After looking through my monitors manual I was able to find speakers emulations with the same frequency response as the ones I own. you can set many factors in the plugin that you would expect and realised to have them missing from other room correction plugins is a bit of an oversite to sat the least. factors like the hight of you monitors and even the size of your head. all contribute to the sense that it's a quality product and Jeroen provides sound information and further links for this.
The interface is tidy, a little dated, (but who cares) don't let that fool you, because it works well, CPU ressources are used when it's on, so I have put mine on the master bus, and switch in on, only when I need to mix and master my material.
I totally recomend buying Isone if you looking for a solution to working with headphones and even if your thinking of buying a ""better one"" in the future, this plugin will give you insite as to what your aiming for, if you need to. I'm begining to wonder why this plugin, is'nt part of other professional mastering systems, as just like everything else in the tool box, 'You can turn it off if you don't like what's happening'.
Best purchase this year, go for it.
Isone Pro is now Just Isone at Tone Boosters. and is even better, now the best and cheapest Room Simulator on the market.
Jeroen's list of achievments in dsp just keep getting bigger, so it's an absoulute no brainer to buy this plugin, it's so helpful, he's released a studio pack of tools also for something rediculous like $25.00 and this is also brilliant, if your just starting out and want quality tools for your DAW on a budget. head on over to Tone Booster's, excellent stuff JB.

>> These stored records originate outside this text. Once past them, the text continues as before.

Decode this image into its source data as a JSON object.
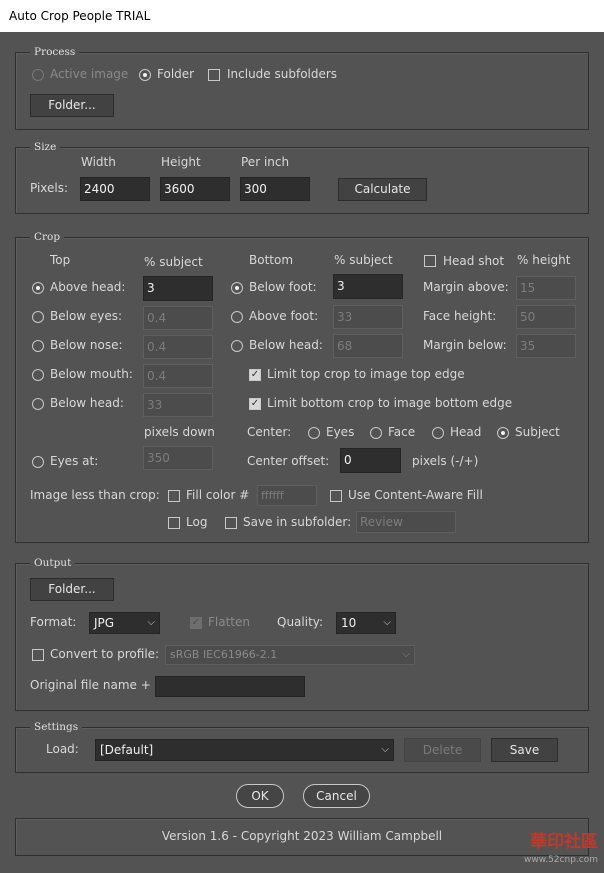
{
  "window": {
    "title": "Auto Crop People TRIAL"
  },
  "process": {
    "legend": "Process",
    "active_image": "Active image",
    "folder": "Folder",
    "include_subfolders": "Include subfolders",
    "folder_button": "Folder..."
  },
  "size": {
    "legend": "Size",
    "width_label": "Width",
    "height_label": "Height",
    "per_inch_label": "Per inch",
    "pixels_label": "Pixels:",
    "width": "2400",
    "height": "3600",
    "per_inch": "300",
    "calculate": "Calculate"
  },
  "crop": {
    "legend": "Crop",
    "top_label": "Top",
    "pct_subject": "% subject",
    "bottom_label": "Bottom",
    "pct_subject_2": "% subject",
    "head_shot": "Head shot",
    "pct_height": "% height",
    "top_options": [
      {
        "label": "Above head:",
        "value": "3"
      },
      {
        "label": "Below eyes:",
        "value": "0.4"
      },
      {
        "label": "Below nose:",
        "value": "0.4"
      },
      {
        "label": "Below mouth:",
        "value": "0.4"
      },
      {
        "label": "Below head:",
        "value": "33"
      }
    ],
    "bottom_options": [
      {
        "label": "Below foot:",
        "value": "3"
      },
      {
        "label": "Above foot:",
        "value": "33"
      },
      {
        "label": "Below head:",
        "value": "68"
      }
    ],
    "head_options": [
      {
        "label": "Margin above:",
        "value": "15"
      },
      {
        "label": "Face height:",
        "value": "50"
      },
      {
        "label": "Margin below:",
        "value": "35"
      }
    ],
    "limit_top": "Limit top crop to image top edge",
    "limit_bottom": "Limit bottom crop to image bottom edge",
    "pixels_down": "pixels down",
    "eyes_at": "Eyes at:",
    "eyes_at_value": "350",
    "center_label": "Center:",
    "center_options": [
      "Eyes",
      "Face",
      "Head",
      "Subject"
    ],
    "center_offset_label": "Center offset:",
    "center_offset": "0",
    "pixels_pm": "pixels (-/+)",
    "image_less": "Image less than crop:",
    "fill_color": "Fill color #",
    "fill_value": "ffffff",
    "content_aware": "Use Content-Aware Fill",
    "log": "Log",
    "save_subfolder": "Save in subfolder:",
    "subfolder_value": "Review"
  },
  "output": {
    "legend": "Output",
    "folder_button": "Folder...",
    "format_label": "Format:",
    "format": "JPG",
    "flatten": "Flatten",
    "quality_label": "Quality:",
    "quality": "10",
    "convert_profile": "Convert to profile:",
    "profile": "sRGB IEC61966-2.1",
    "original_name": "Original file name +",
    "original_name_value": ""
  },
  "settings": {
    "legend": "Settings",
    "load_label": "Load:",
    "load_value": "[Default]",
    "delete": "Delete",
    "save": "Save"
  },
  "dialog": {
    "ok": "OK",
    "cancel": "Cancel"
  },
  "footer": {
    "version": "Version 1.6 - Copyright 2023 William Campbell"
  },
  "watermark": {
    "text": "華印社區",
    "url": "www.52cnp.com"
  }
}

My first contact with this FX/Instrument was through the forum of Synth Edit, I initially went to the site to find some modules to use in an instrument, but found this instead of what I wanted and so decided to give it a go.
Without beating about the bush the first thing I will tell you is 'It's very very good' and an a great improvement on many commercial attempts in the past of something simillar. Infact, After usiing 'Loop Drive' I can't see a reason to buy one or attempt to build one in Reaktor or other dsp.

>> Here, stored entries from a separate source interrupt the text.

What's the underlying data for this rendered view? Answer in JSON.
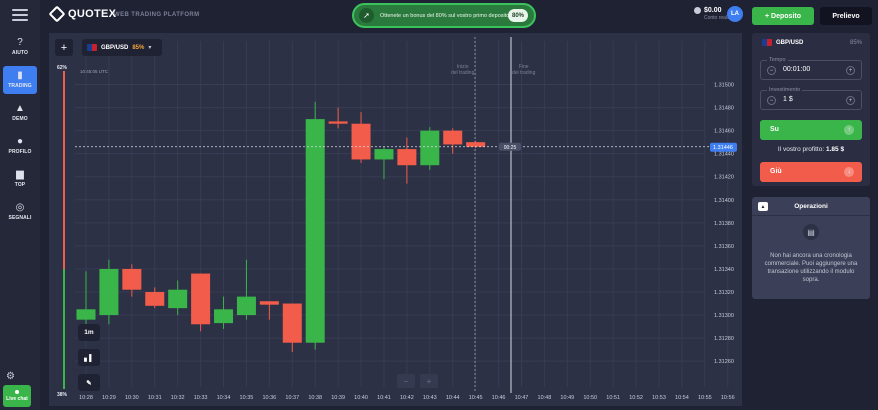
{
  "topbar": {
    "logo_text": "QUOTEX",
    "tagline": "WEB TRADING PLATFORM",
    "promo_text": "Ottenete un bonus del 80% sul vostro primo deposito",
    "promo_badge": "80%",
    "balance": "$0.00",
    "account_type": "Conto reale",
    "avatar_initials": "LA",
    "deposit_label": "Deposito",
    "withdraw_label": "Prelievo"
  },
  "sidebar": {
    "items": [
      {
        "icon": "help-icon",
        "glyph": "?",
        "label": "AIUTO",
        "active": false
      },
      {
        "icon": "trading-chart-icon",
        "glyph": "▮",
        "label": "TRADING",
        "active": true
      },
      {
        "icon": "graduation-cap-icon",
        "glyph": "▲",
        "label": "DEMO",
        "active": false
      },
      {
        "icon": "user-icon",
        "glyph": "●",
        "label": "PROFILO",
        "active": false
      },
      {
        "icon": "podium-icon",
        "glyph": "▆",
        "label": "TOP",
        "active": false
      },
      {
        "icon": "signal-icon",
        "glyph": "◎",
        "label": "SEGNALI",
        "active": false
      }
    ],
    "live_chat_label": "Live chat"
  },
  "chart_header": {
    "asset": "GBP/USD",
    "payout": "85%",
    "clock": "10:45:05 UTC",
    "pct_top": "62%",
    "pct_bottom": "38%",
    "start_label_1": "Inizio",
    "start_label_2": "del trading",
    "end_label_1": "Fine",
    "end_label_2": "del trading",
    "timeframe": "1m",
    "countdown": "00:25",
    "current_price": "1.31446"
  },
  "chart_data": {
    "type": "candlestick",
    "title": "",
    "x_ticks": [
      "10:28",
      "10:29",
      "10:30",
      "10:31",
      "10:32",
      "10:33",
      "10:34",
      "10:35",
      "10:36",
      "10:37",
      "10:38",
      "10:39",
      "10:40",
      "10:41",
      "10:42",
      "10:43",
      "10:44",
      "10:45",
      "10:46",
      "10:47",
      "10:48",
      "10:49",
      "10:50",
      "10:51",
      "10:52",
      "10:53",
      "10:54",
      "10:55",
      "10:56"
    ],
    "y_ticks": [
      "1.31500",
      "1.31480",
      "1.31460",
      "1.31440",
      "1.31420",
      "1.31400",
      "1.31380",
      "1.31360",
      "1.31340",
      "1.31320",
      "1.31300",
      "1.31280",
      "1.31260"
    ],
    "ylim": [
      1.31248,
      1.3151
    ],
    "candles": [
      {
        "t": "10:28",
        "o": 1.31296,
        "h": 1.31338,
        "l": 1.31285,
        "c": 1.31305
      },
      {
        "t": "10:29",
        "o": 1.313,
        "h": 1.31348,
        "l": 1.31292,
        "c": 1.3134
      },
      {
        "t": "10:30",
        "o": 1.3134,
        "h": 1.31344,
        "l": 1.31316,
        "c": 1.31322
      },
      {
        "t": "10:31",
        "o": 1.3132,
        "h": 1.31324,
        "l": 1.31306,
        "c": 1.31308
      },
      {
        "t": "10:32",
        "o": 1.31306,
        "h": 1.3133,
        "l": 1.313,
        "c": 1.31322
      },
      {
        "t": "10:33",
        "o": 1.31336,
        "h": 1.31336,
        "l": 1.31286,
        "c": 1.31292
      },
      {
        "t": "10:34",
        "o": 1.31293,
        "h": 1.31316,
        "l": 1.31288,
        "c": 1.31305
      },
      {
        "t": "10:35",
        "o": 1.313,
        "h": 1.31348,
        "l": 1.31296,
        "c": 1.31316
      },
      {
        "t": "10:36",
        "o": 1.31312,
        "h": 1.31312,
        "l": 1.31296,
        "c": 1.31309
      },
      {
        "t": "10:37",
        "o": 1.3131,
        "h": 1.3131,
        "l": 1.31268,
        "c": 1.31276
      },
      {
        "t": "10:38",
        "o": 1.31276,
        "h": 1.31485,
        "l": 1.3127,
        "c": 1.3147
      },
      {
        "t": "10:39",
        "o": 1.31468,
        "h": 1.3148,
        "l": 1.31462,
        "c": 1.31466
      },
      {
        "t": "10:40",
        "o": 1.31466,
        "h": 1.31476,
        "l": 1.31432,
        "c": 1.31435
      },
      {
        "t": "10:41",
        "o": 1.31435,
        "h": 1.31446,
        "l": 1.31418,
        "c": 1.31444
      },
      {
        "t": "10:42",
        "o": 1.31444,
        "h": 1.31454,
        "l": 1.31414,
        "c": 1.3143
      },
      {
        "t": "10:43",
        "o": 1.3143,
        "h": 1.31463,
        "l": 1.31426,
        "c": 1.3146
      },
      {
        "t": "10:44",
        "o": 1.3146,
        "h": 1.31462,
        "l": 1.3144,
        "c": 1.31448
      },
      {
        "t": "10:45",
        "o": 1.3145,
        "h": 1.31451,
        "l": 1.31445,
        "c": 1.31446
      }
    ],
    "colors": {
      "up": "#39b54a",
      "down": "#f25c4a",
      "price_badge": "#3f7ef0"
    },
    "grid": true
  },
  "panel": {
    "asset": "GBP/USD",
    "payout": "85%",
    "time_label": "Tempo",
    "time_value": "00:01:00",
    "investment_label": "Investimento",
    "investment_value": "1 $",
    "up_label": "Su",
    "down_label": "Giù",
    "profit_label": "Il vostro profitto:",
    "profit_value": "1.85 $"
  },
  "operations": {
    "title": "Operazioni",
    "empty_text": "Non hai ancora una cronologia commerciale. Puoi aggiungere una transazione utilizzando il modulo sopra."
  }
}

'Loop Drive' is free and has class. You should download it and see why.
Moving to the second and more in depth view, my reasons are as follows, I will point out the features that I notice straight away and that make it different.
It has a grid that can be inlarged showing the sliced (beat*) sample that has 8 pre assigned slots to flip back and forth between presets. controlled by key strokes.

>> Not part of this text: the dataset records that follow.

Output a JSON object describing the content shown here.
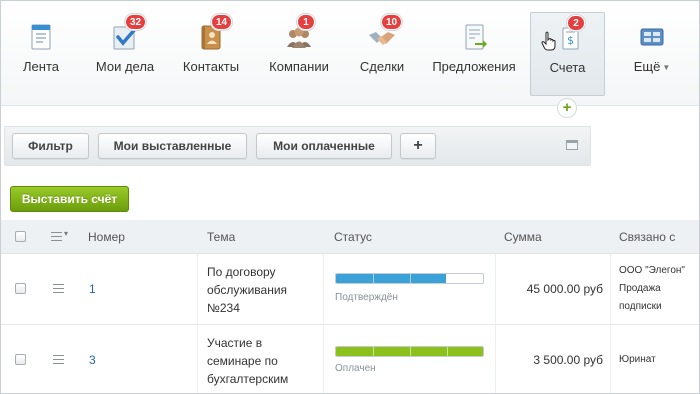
{
  "nav": {
    "items": [
      {
        "label": "Лента",
        "icon": "feed-icon"
      },
      {
        "label": "Мои дела",
        "icon": "tasks-icon",
        "badge": "32"
      },
      {
        "label": "Контакты",
        "icon": "contacts-icon",
        "badge": "14"
      },
      {
        "label": "Компании",
        "icon": "companies-icon",
        "badge": "1"
      },
      {
        "label": "Сделки",
        "icon": "deals-icon",
        "badge": "10"
      },
      {
        "label": "Предложения",
        "icon": "quotes-icon"
      },
      {
        "label": "Счета",
        "icon": "invoices-icon",
        "badge": "2",
        "active": true
      },
      {
        "label": "Ещё",
        "icon": "more-icon"
      }
    ],
    "add_symbol": "+"
  },
  "filter": {
    "filter_label": "Фильтр",
    "issued_label": "Мои выставленные",
    "paid_label": "Мои оплаченные",
    "add_label": "+"
  },
  "actions": {
    "issue_invoice_label": "Выставить счёт"
  },
  "table": {
    "columns": {
      "number": "Номер",
      "topic": "Тема",
      "status": "Статус",
      "sum": "Сумма",
      "linked": "Связано с"
    },
    "rows": [
      {
        "number": "1",
        "topic": "По договору обслуживания №234",
        "status": "Подтверждён",
        "progress": 0.75,
        "status_color": "#3aa1d9",
        "sum": "45 000.00 руб",
        "linked_company": "ООО \"Элегон\"",
        "linked_deal": "Продажа подписки"
      },
      {
        "number": "3",
        "topic": "Участие в семинаре по бухгалтерским остаткам",
        "status": "Оплачен",
        "progress": 1.0,
        "status_color": "#8cc11b",
        "sum": "3 500.00 руб",
        "linked_company": "Юринат",
        "linked_deal": ""
      }
    ]
  },
  "colors": {
    "accent_green": "#7bb31a",
    "badge_red": "#e53f3f",
    "link_blue": "#2067b0"
  }
}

(This is great and allows quick variation or controlled variation between those great cuts you make, quick easy and intuitive. and something Ableton's Live slicer can't do without lots of preperation and careful routing, the exception being when MAX for Live is released and someone makes one of course.)
Everything is quick to change and can be done whilst running the unit. it has an effect section that has an automation grid, to dirty up the scenes and of course the grid can be inlarged both in step and in slice.
It has a great and professional looking gui and will keep you guessing, 'Why is this thing Free?'.
If you anything like me, and have mainly commercial plugs in you vst library. then it's my guess that this will sit with along with 'dbGlitch' as an exception to that fact but be used more, 'Yes, more....'
Don't be fooled by it's free status, the FX is this years a must have plugin and has many other brilliant features beging to be used.
NB: I did experience a crash, but taking it easy with the effects chain is probably necessary to get the best and not make to many changes on 'the fly'. for a free plug you can't expect miracles however. there is a fix and I suspect future versions will be released to help smooth any bumpy rides.